I'm not sure I understand the problem. If a TCP timer invokes arc4random in a non-sleepable context, that's a valid WITNESS_WARN unless we know random is seeded. It is certainly possible that the thread that scheduled the timer knew random was seeded and therefore the warning would be a false positive.

Correct, in this case the crypto driver would know to not create the session unless it was seeded, so its associated code that invokes arc4random will only be run if the PRNG is seeded, but the check and the arc4random use are in different threads, so TDP_RNG_SEEDED doesn't help.

Basically, the goal of the per-thread flag is to eliminate some class of false positives. But it does not eliminate all false positives. Is that the concern? Or are you describing a false negative scenario? If so, I don't follow.

I don't see any great solution for these kinds of false positives. We could programmatically forward seeded state from seeded threads to any callout wheels they register on or TASKs they invoke. This gets pretty messy, but might be needed given how spammy these reports are.

The separate API I described earlier allows the programmer to manage these cases explicitly by calling the non-blocking variant, probably with an assertion that they never fail.

In D19948#434568, @jhb wrote:

Correct, in this case the crypto driver would know to not create the session unless it was seeded, so its associated code that invokes arc4random will only be run if the PRNG is seeded, but the check and the arc4random use are in different threads, so TDP_RNG_SEEDED doesn't help.

Right:

Basically, the goal of the per-thread flag is to eliminate some class of false positives.
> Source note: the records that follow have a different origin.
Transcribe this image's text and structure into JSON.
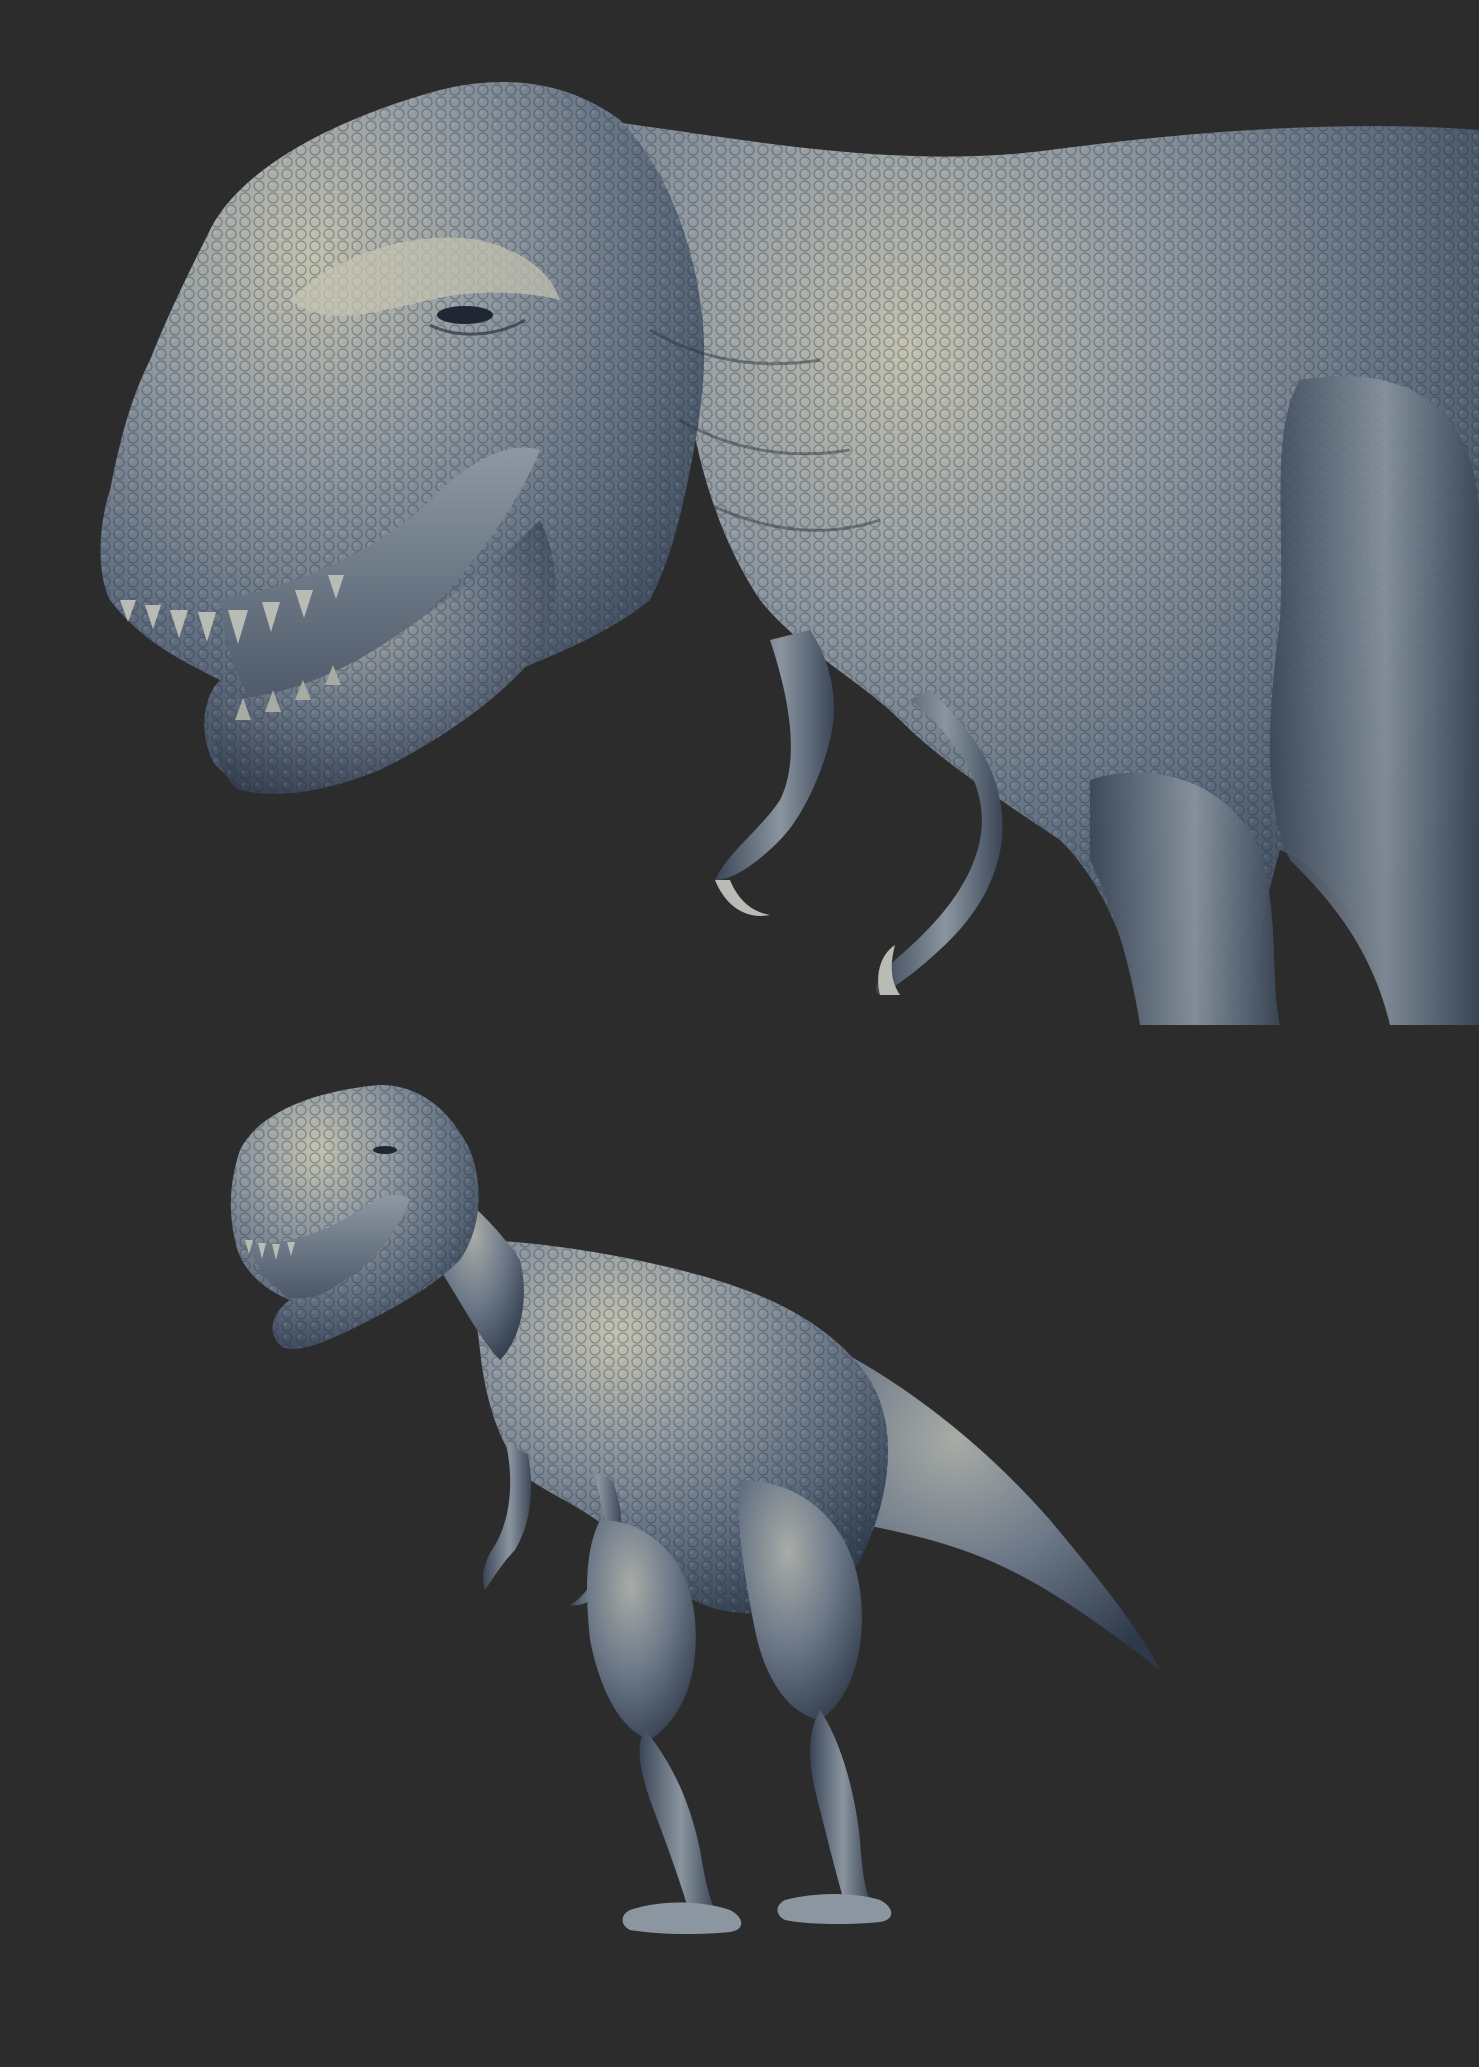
{
  "scene": {
    "background_color": "#2c2c2c",
    "panels": [
      {
        "subject": "t-rex-head-closeup"
      },
      {
        "subject": "t-rex-full-body"
      }
    ]
  },
  "palette": {
    "skin_base": "#5d6b7d",
    "skin_light": "#c3c2b0",
    "skin_shadow": "#243041",
    "mouth_interior": "#7b8795",
    "teeth": "#b9bcb4"
  }
}
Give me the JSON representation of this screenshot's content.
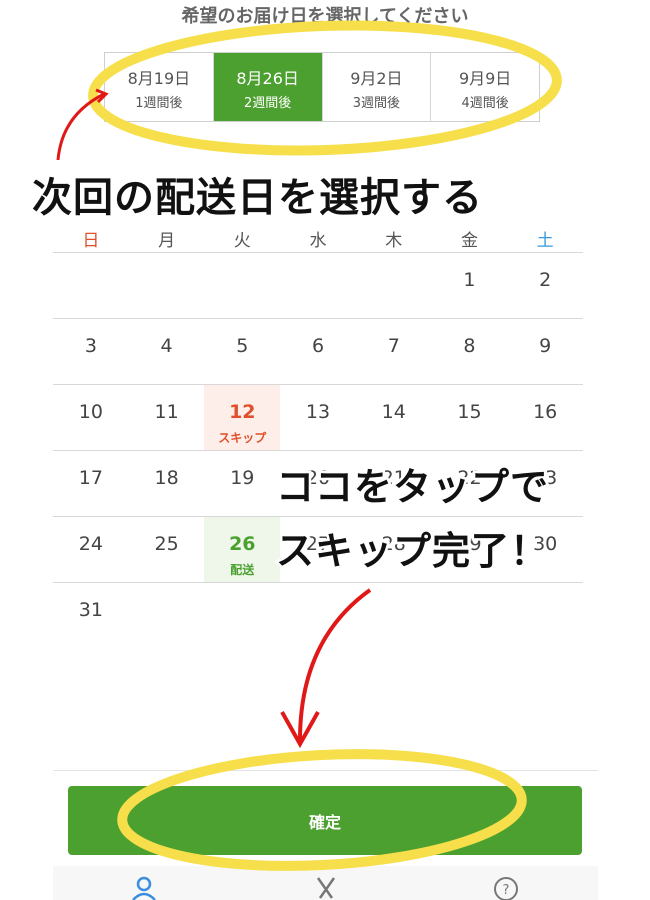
{
  "heading": "希望のお届け日を選択してください",
  "date_tabs": [
    {
      "date": "8月19日",
      "weeks": "1週間後",
      "selected": false
    },
    {
      "date": "8月26日",
      "weeks": "2週間後",
      "selected": true
    },
    {
      "date": "9月2日",
      "weeks": "3週間後",
      "selected": false
    },
    {
      "date": "9月9日",
      "weeks": "4週間後",
      "selected": false
    }
  ],
  "annotations": {
    "select_next": "次回の配送日を選択する",
    "tap_here_line1": "ココをタップで",
    "tap_here_line2": "スキップ完了！"
  },
  "weekdays": [
    "日",
    "月",
    "火",
    "水",
    "木",
    "金",
    "土"
  ],
  "calendar": {
    "weeks": [
      [
        "",
        "",
        "",
        "",
        "",
        "1",
        "2"
      ],
      [
        "3",
        "4",
        "5",
        "6",
        "7",
        "8",
        "9"
      ],
      [
        "10",
        "11",
        "12",
        "13",
        "14",
        "15",
        "16"
      ],
      [
        "17",
        "18",
        "19",
        "20",
        "21",
        "22",
        "23"
      ],
      [
        "24",
        "25",
        "26",
        "27",
        "28",
        "29",
        "30"
      ],
      [
        "31",
        "",
        "",
        "",
        "",
        "",
        ""
      ]
    ],
    "skip_label": "スキップ",
    "delivery_label": "配送"
  },
  "confirm_button": "確定",
  "colors": {
    "accent": "#4ca02f",
    "skip": "#e0502a",
    "highlight": "#f6df4a",
    "arrow": "#e01818"
  },
  "nav_icons": [
    "user-icon",
    "fork-knife-icon",
    "help-icon"
  ]
}
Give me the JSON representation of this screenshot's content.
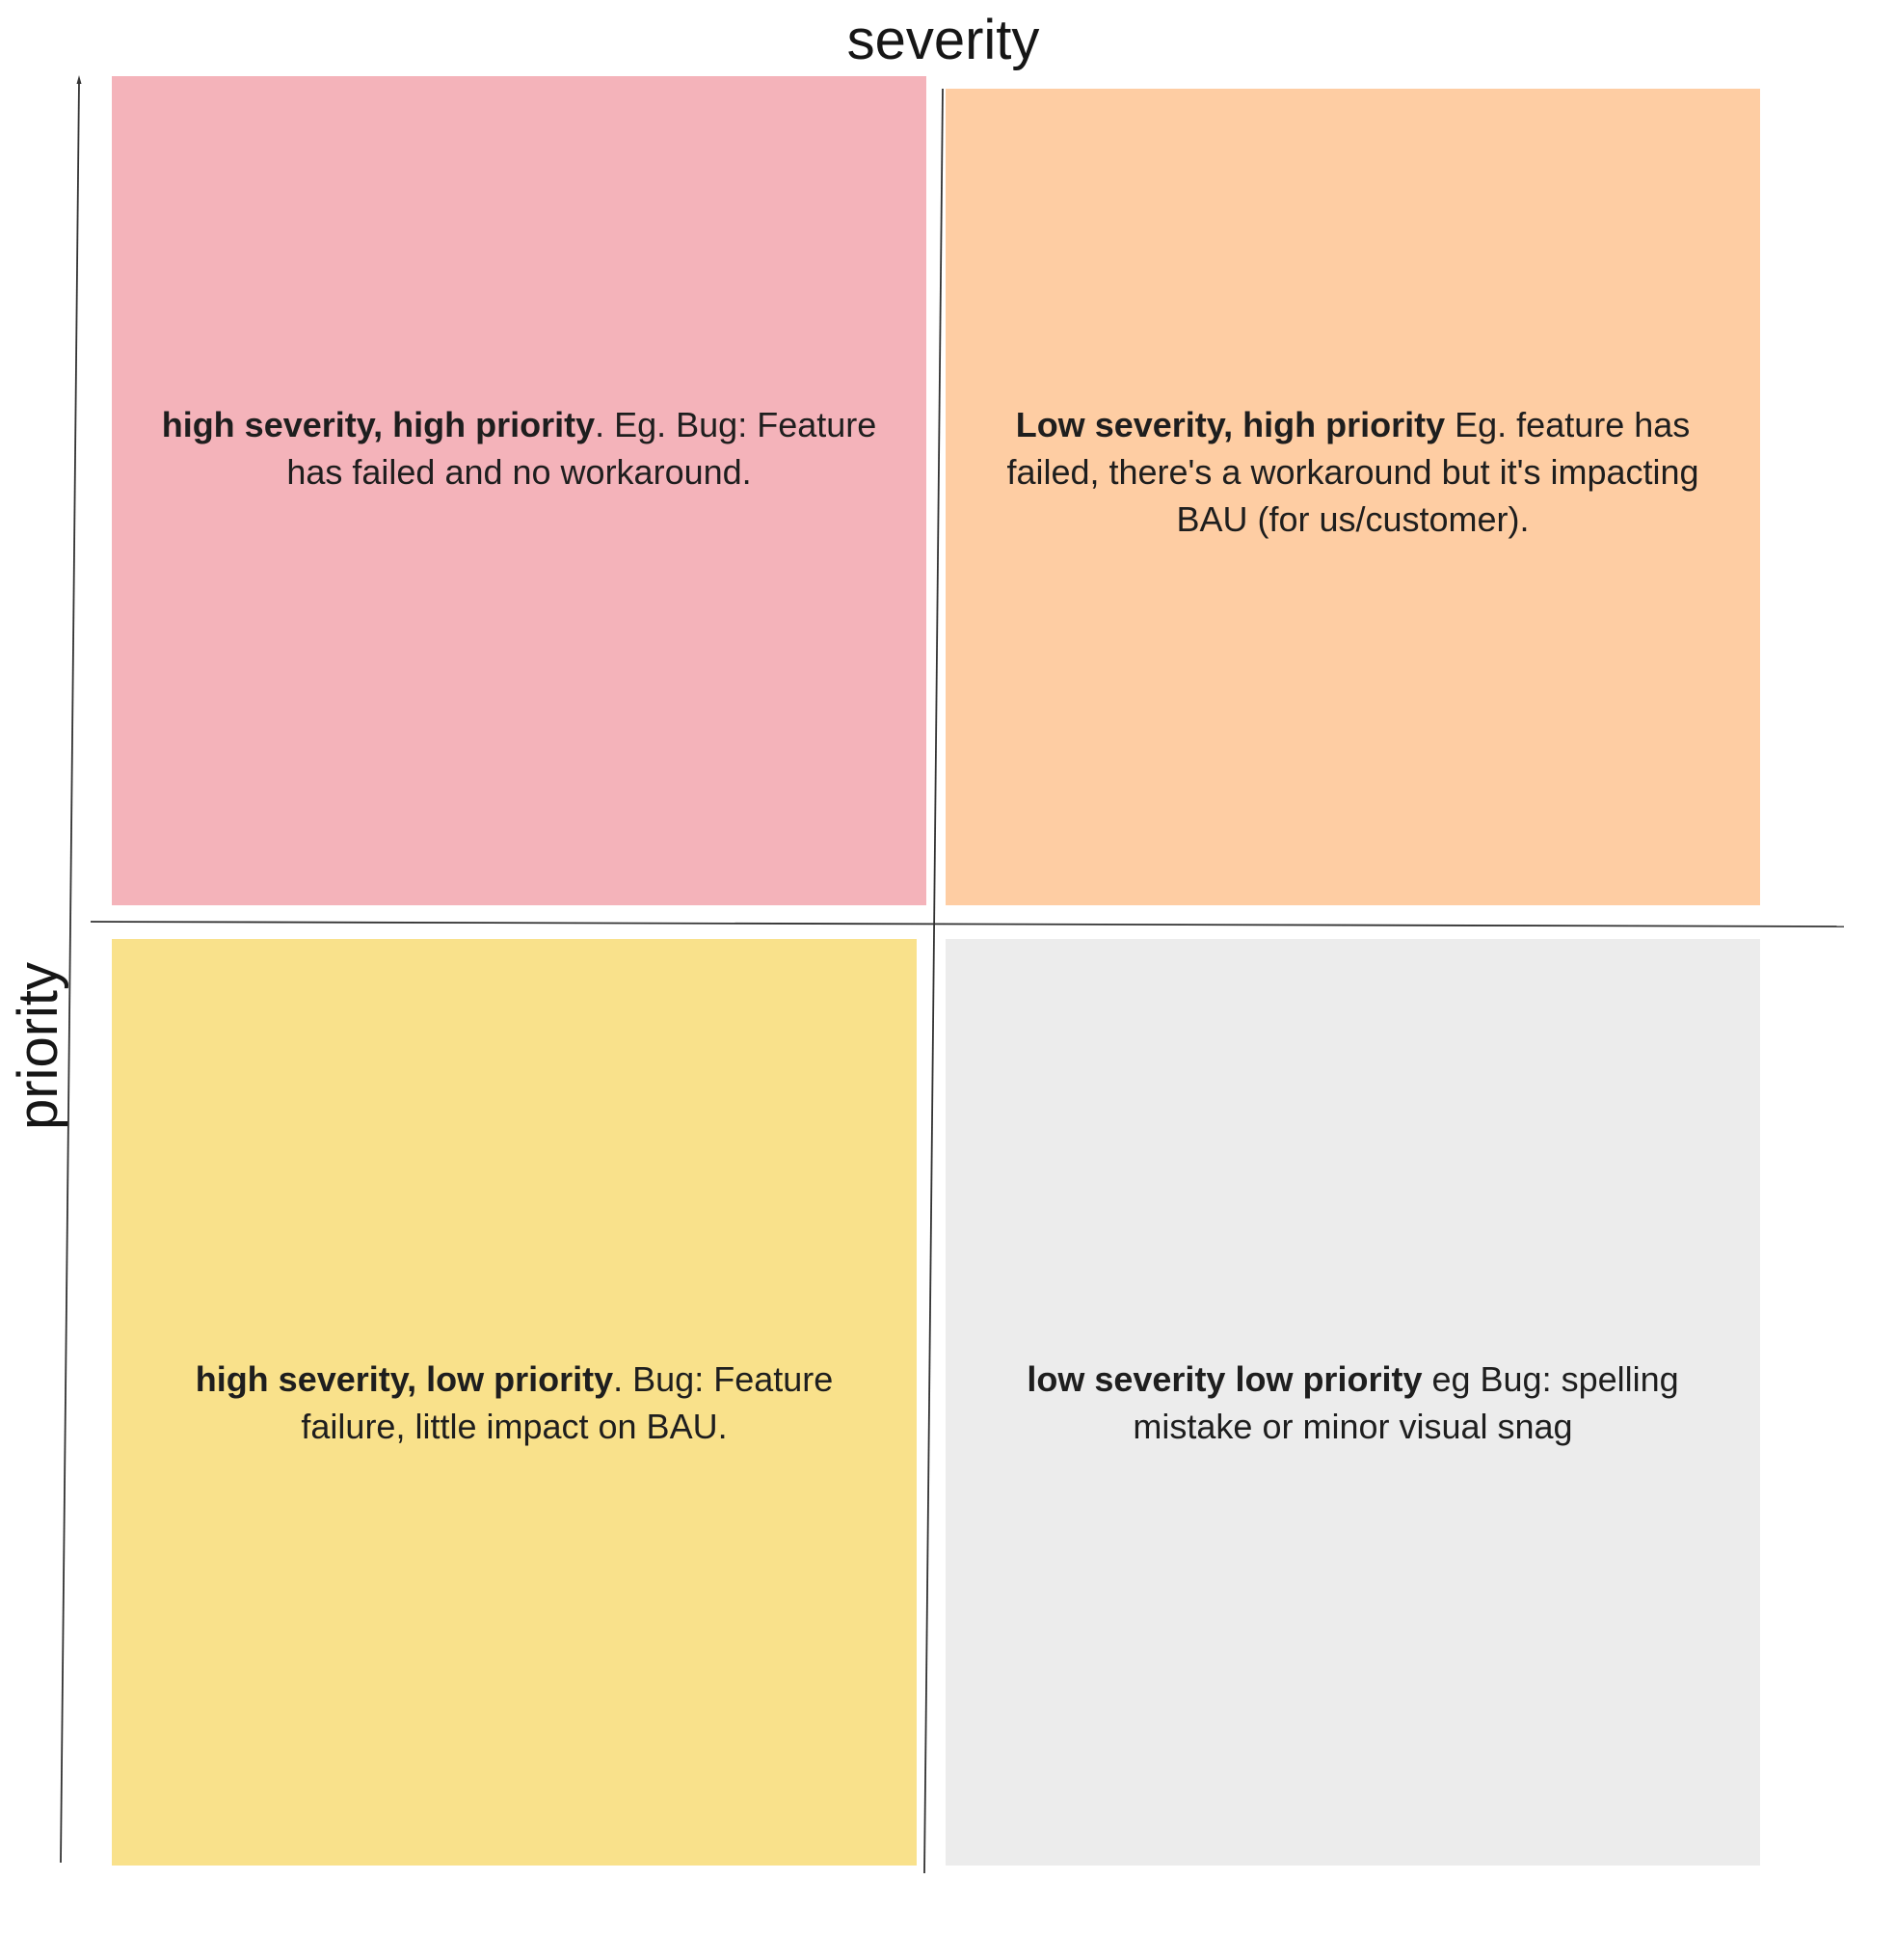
{
  "axes": {
    "x_label": "severity",
    "y_label": "priority"
  },
  "quadrants": [
    {
      "id": "high-severity-high-priority",
      "color": "#f4b3ba",
      "title": "high severity, high priority",
      "body": ". Eg. Bug: Feature has failed and no workaround."
    },
    {
      "id": "low-severity-high-priority",
      "color": "#fecda3",
      "title": "Low severity, high priority",
      "body": " Eg. feature has failed, there's a workaround but it's impacting BAU (for us/customer)."
    },
    {
      "id": "high-severity-low-priority",
      "color": "#f9e18b",
      "title": "high severity, low priority",
      "body": ". Bug: Feature failure, little impact on BAU."
    },
    {
      "id": "low-severity-low-priority",
      "color": "#ececec",
      "title": "low severity low priority",
      "body": " eg Bug: spelling mistake or minor visual snag"
    }
  ]
}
But it does not eliminate all false positives.

So D20172 is basically an example of the same problem — false positive because another thread accesses the state after a different thread performed the initial check.

One solution is to assert is_random_seeded in those cases, like D20172. That will set the bit on the current thread as a side effect, and mask the false positive warning.

The separate API I described earlier allows the programmer to manage these cases explicitly by calling the non-blocking variant, probably with an assertion that they never fail.

I don't follow. They can already assert non-blocking behavior without a new API, like D20172.